Table of Contents
Journal of Signal Transduction
Volume 2011, Article ID 635721, 7 pages
Review Article

Regulation of Suppressors of Cytokine Signaling as a Therapeutic Approach in Autoimmune Diseases, with an Emphasis on Multiple Sclerosis

1Department of Cardiology, Yale Cardiovascular Research Center, Yale School of Medicine, New Haven, CT 16511, USA
2Department of Neurology, University of North Carolina at Chapel Hill, Chapel Hill, NC 27599, USA
3Department of Microbiology and Immunology, University of North Carolina at Chapel Hill, Chapel Hill, NC 27599, USA

Received 29 June 2011; Accepted 9 September 2011

Academic Editor: Fred Schaper

Copyright © 2011 Vinod S. Ramgolam and Silva Markovic-Plese. This is an open access article distributed under the Creative Commons Attribution License, which permits unrestricted use, distribution, and reproduction in any medium, provided the original work is properly cited.

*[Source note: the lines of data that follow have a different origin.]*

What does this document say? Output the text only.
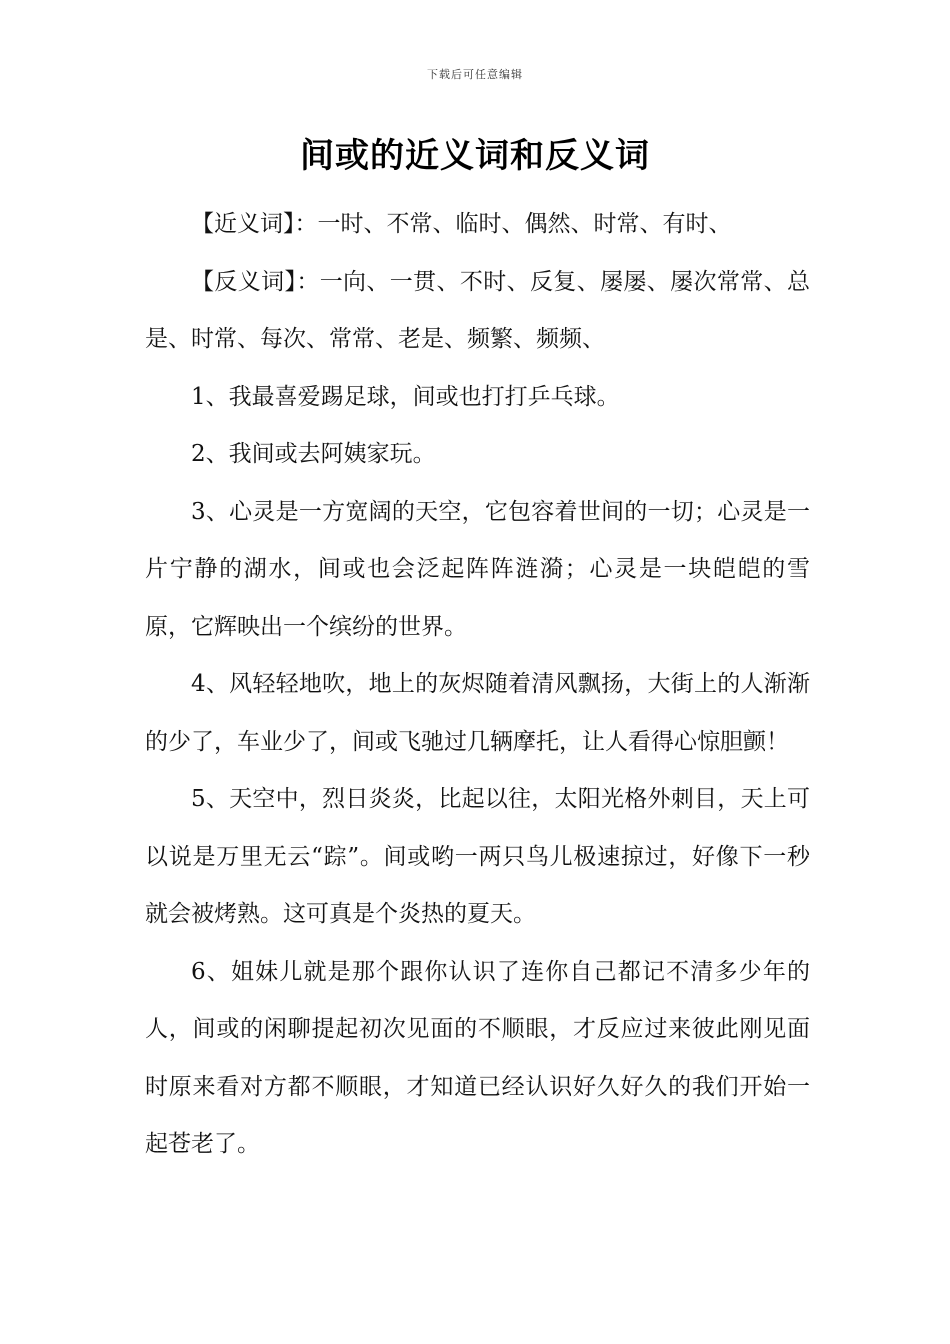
下载后可任意编辑
间或的近义词和反义词

【近义词】：一时、不常、临时、偶然、时常、有时、

【反义词】：一向、一贯、不时、反复、屡屡、屡次常常、总是、时常、每次、常常、老是、频繁、频频、

1、我最喜爱踢足球，间或也打打乒乓球。

2、我间或去阿姨家玩。

3、心灵是一方宽阔的天空，它包容着世间的一切；心灵是一片宁静的湖水，间或也会泛起阵阵涟漪；心灵是一块皑皑的雪原，它辉映出一个缤纷的世界。

4、风轻轻地吹，地上的灰烬随着清风飘扬，大街上的人渐渐的少了，车业少了，间或飞驰过几辆摩托，让人看得心惊胆颤！

5、天空中，烈日炎炎，比起以往，太阳光格外刺目，天上可以说是万里无云“踪”。间或哟一两只鸟儿极速掠过，好像下一秒就会被烤熟。这可真是个炎热的夏天。

6、姐妹儿就是那个跟你认识了连你自己都记不清多少年的人，间或的闲聊提起初次见面的不顺眼，才反应过来彼此刚见面时原来看对方都不顺眼，才知道已经认识好久好久的我们开始一起苍老了。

Multiple sclerosis (MS) is an inflammatory demyelinating, presumably autoimmune disease of the central nervous system (CNS). Among the available MS therapies, interferon (IFN)β and the recently introduced statins have been reported to exert their immunomodulatory effects through the induction of SOCS1 and SOCS3 in various inflammatory cell subsets. The SOCS proteins negatively regulate cytokine and Toll-like receptors- (TLR-) induced signaling in the inflammatory cells. SOCS1 and SOCS3 have been reported to play an important role in the regulation of Th17-cell differentiation through their effects on the cells of the innate and adaptive immune systems. IFNβ and statins inhibit Th17-cell differentiation directly and indirectly via induction of SOCS1 and SOCS3 expression in monocytes, dendritic cells (DCs), and B-cells. Due to their rapid induction and degradation, and SOCS-mediated regulation of multiple cytokine-signaling pathways, they represent an attractive therapeutic target in the autoimmune diseases, and particularly relapsing remitting (RR) MS.